A short-term plan to rebuild Turkish Football
Beşiktaş's Victor Ruiz in action during a Süper Lig match against Galatasaray at Türk Telekom Stadium in Istanbul, Sunday, March 15, 2020. (Reuters Photo)


I argue that there is a way to reverse the devastating effects of COVID-19 on Turkish football, and specifically the Süper Lig. I outlined two plans, not to recover but to rebuild the Turkish football and its top league. In this piece, I will discuss the short-term plan, which I think is a necessary tool to head in the right direction for the future of Turkish football.

The immediate effect of the virus has been a near-collapse of the entire football economy. While the clubs still have huge expenses, mainly the wages, there are no longer revenues. Also, the broadcasters, who paid a huge amount of money are now left with nothing. Given the already terrible financial performance of the Turkish clubs, especially the Süper Lig clubs, it is clear they do not have the necessary funds to get through this crisis. Added to that, the clubs cannot ask for more credit from the public banks as the Turkish state has already helped more than enough to save Turkish football, and now has other priorities in a global pandemic.

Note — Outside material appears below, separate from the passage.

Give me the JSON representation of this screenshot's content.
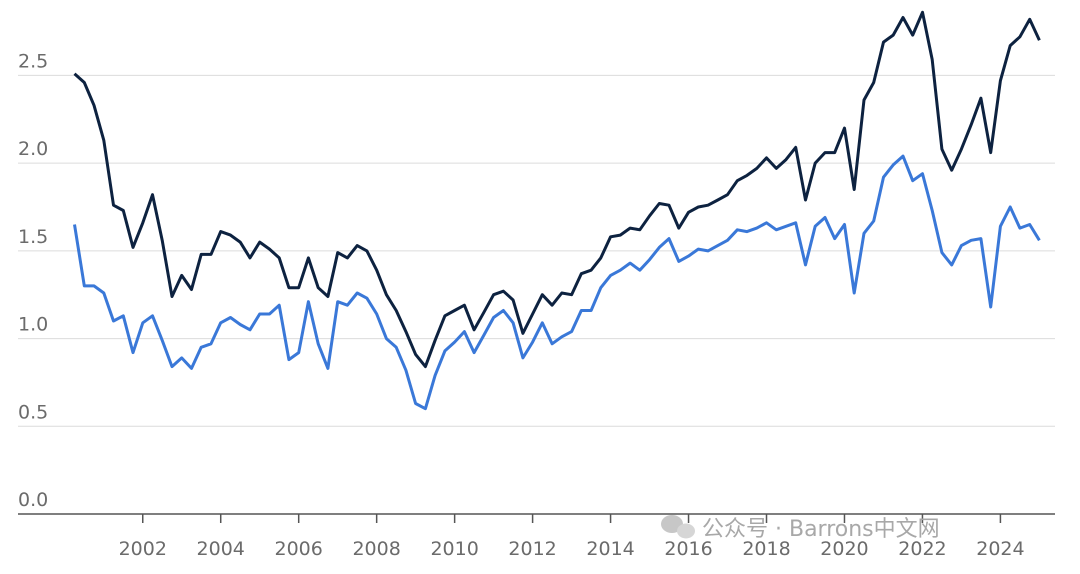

Thus, it is inevitable for Turkish football to completely collapse after this crisis.

However, this does not mean that another decade must pass for Turkish football to revive. The plan I propose has three major points, which can be utilized to ease the rebuilding phase. The first step is implementing a wage limit. I know that this measure contradicts the market economy in which football is also operating, but extraordinary times require extraordinary measures. By implementing a wage limit that is set individually for each club, Turkish clubs would be forced to dump most of their expenses. This is different than already implemented expense limits, which are prone to evasions. By limiting the wages, Turkish clubs would be forced to raise players from reserve teams, in contrast to manipulating their expense reports.

As the expenses of the clubs decrease, the need for gigantic broadcasting deals would also cease. If the price of watching Turkish football reduces, clubs might regain their TV fans whose numbers are getting lower every year. Currently, the price/performance ratio of Turkish football, especially the Süper Lig, is not good enough to keep TV fans increasing the number. By lowering the prices and making football more available, Turkish football may change its negative perception among the public, which accrued over years of paying millions to expired stars to play bad football.

Finally, as the first two steps narrows down the Turkish football economy to a controllable size, the Turkish state may step in to stimulate a healthy growth. At this point the investment made would be a safe investment as the biggest potential for manipulation, and wages would be under control. Then, it would be safe to offer generous debt-restructuring programs. Furthermore, the clubs who invest in more young players could be rewarded by tax exemptions, as if they are working for educational purposes. The expenses of the youth teams could be partially covered, as most of the time a professional players’ monthly wage is equal to their yearly expenses.

By applying these three steps, Turkish football would be strictly controlled and sufficiently stimulated. This process would ease the way to a long-term plan, which I will outline in my next piece.